Justi disse que os testes apontaram o níquel mais de 17.000% acima do limite legal, e os níveis de chumbo estavam 16% acima do permitido.
Uma nota que circulou entre os funcionários na quinta-feira alertava que a exposição elevada ao níquel poderia afetar pessoas com tendências alérgicas, provocando problemas de pele ou desordens gastrointestinais. O níquel seria “eliminado de 7 a 40 dias após a absorção, dependendo da quantidade absorvida e da duração da exposição ao metal”, dizia a nota.
Uma “quantidade relativamente pequena de chumbo” foi detectada e era “improvável que os efeitos no organismo humano poderiam ser detectados por análises específicas”, dizia a nota, dando o nome e o telefone de um médico para os funcionários preocupados com sua saúde.
Dennis Abbott, um porta-voz da Comissão, disse que a SGS, a empresa contratada pela pelo braço executivo da UE para realizar uma segunda série de testes, confirmou alguns dos resultados de Just.

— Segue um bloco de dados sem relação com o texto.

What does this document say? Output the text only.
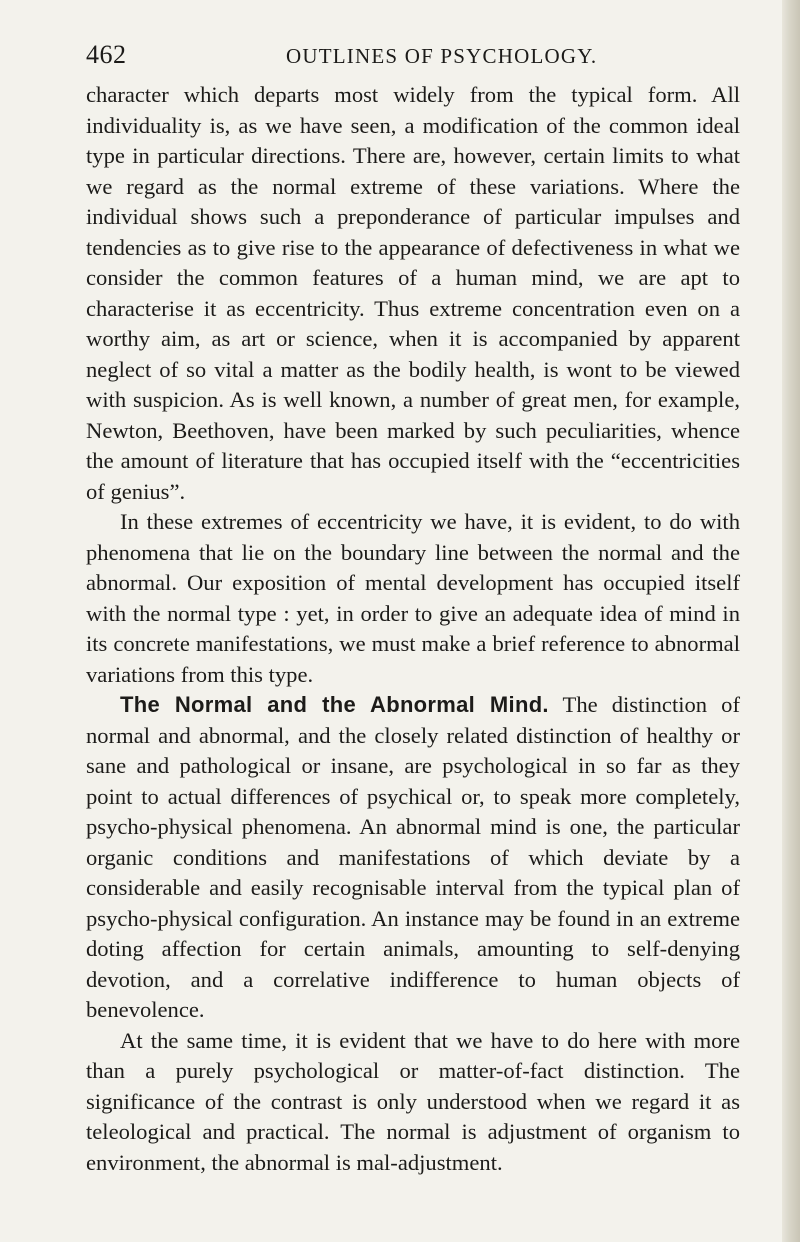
462	OUTLINES OF PSYCHOLOGY.

character which departs most widely from the typical form. All individuality is, as we have seen, a modification of the common ideal type in particular directions. There are, however, certain limits to what we regard as the normal extreme of these variations. Where the individual shows such a preponderance of particular impulses and tendencies as to give rise to the appearance of defectiveness in what we consider the common features of a human mind, we are apt to characterise it as eccentricity. Thus extreme concentration even on a worthy aim, as art or science, when it is accompanied by apparent neglect of so vital a matter as the bodily health, is wont to be viewed with suspicion. As is well known, a number of great men, for example, Newton, Beethoven, have been marked by such peculiarities, whence the amount of literature that has occupied itself with the “eccentricities of genius”.

In these extremes of eccentricity we have, it is evident, to do with phenomena that lie on the boundary line between the normal and the abnormal. Our exposition of mental development has occupied itself with the normal type : yet, in order to give an adequate idea of mind in its concrete manifestations, we must make a brief reference to abnormal variations from this type.

The Normal and the Abnormal Mind. The distinction of normal and abnormal, and the closely related distinction of healthy or sane and pathological or insane, are psychological in so far as they point to actual differences of psychical or, to speak more completely, psycho-physical phenomena. An abnormal mind is one, the particular organic conditions and manifestations of which deviate by a considerable and easily recognisable interval from the typical plan of psycho-physical configuration. An instance may be found in an extreme doting affection for certain animals, amounting to self-denying devotion, and a correlative indifference to human objects of benevolence.

At the same time, it is evident that we have to do here with more than a purely psychological or matter-of-fact distinction. The significance of the contrast is only understood when we regard it as teleological and practical. The normal is adjustment of organism to environment, the abnormal is mal-adjustment.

De lá para cá, o departamento de serviços do prédio desativou cerca de 20 máquinas Cimbali – algumas delas modelos de mesa.
“A SGS encontrou níveis de chumbo e níquel que são preocupantes em 17 das máquinas”, disse Abbott. “Nós não podemos ligar essas máquinas diante dessas preocupações.”
Abbott disse que o chumbo e o níquel foram encontrados na água no reservatório das máquinas, que é usada para fazer o café. Ele disse que o teste da SGS descartou problemas com o fornecimento de água ao prédio e nos canos que a levam às máquinas.
Todas as máquinas foram desativas e poderão ser removidas, mas ele disse que a comissão ainda está negociando com a fornecedora, a Cimbali da França, sobre se o problema pode ser resolvido.
Abbott disse que a probabilidade de problemas de saúde é baixa, porque as máquinas estavam em funcionamento apenas desde janeiro.
Na sexta-feira, a Justiça belga emitiu uma ordem suspendendo o alerta de saúde belga, segundo a empresa.
“Todas as máquinas Cimbali, incluindo o modelo coberto pelo alerta, podem ser comercializadas e não serão retiradas do mercado europeu”, disse Christian Montana, um advogado que representa a Cimbali.
Um porta-voz da Agência Federal para Segurança da Cadeia Alimentar belga, contatado na noite de terça-feira, disse que não dispunha de detalhes suficientes sobre o caso para comentar.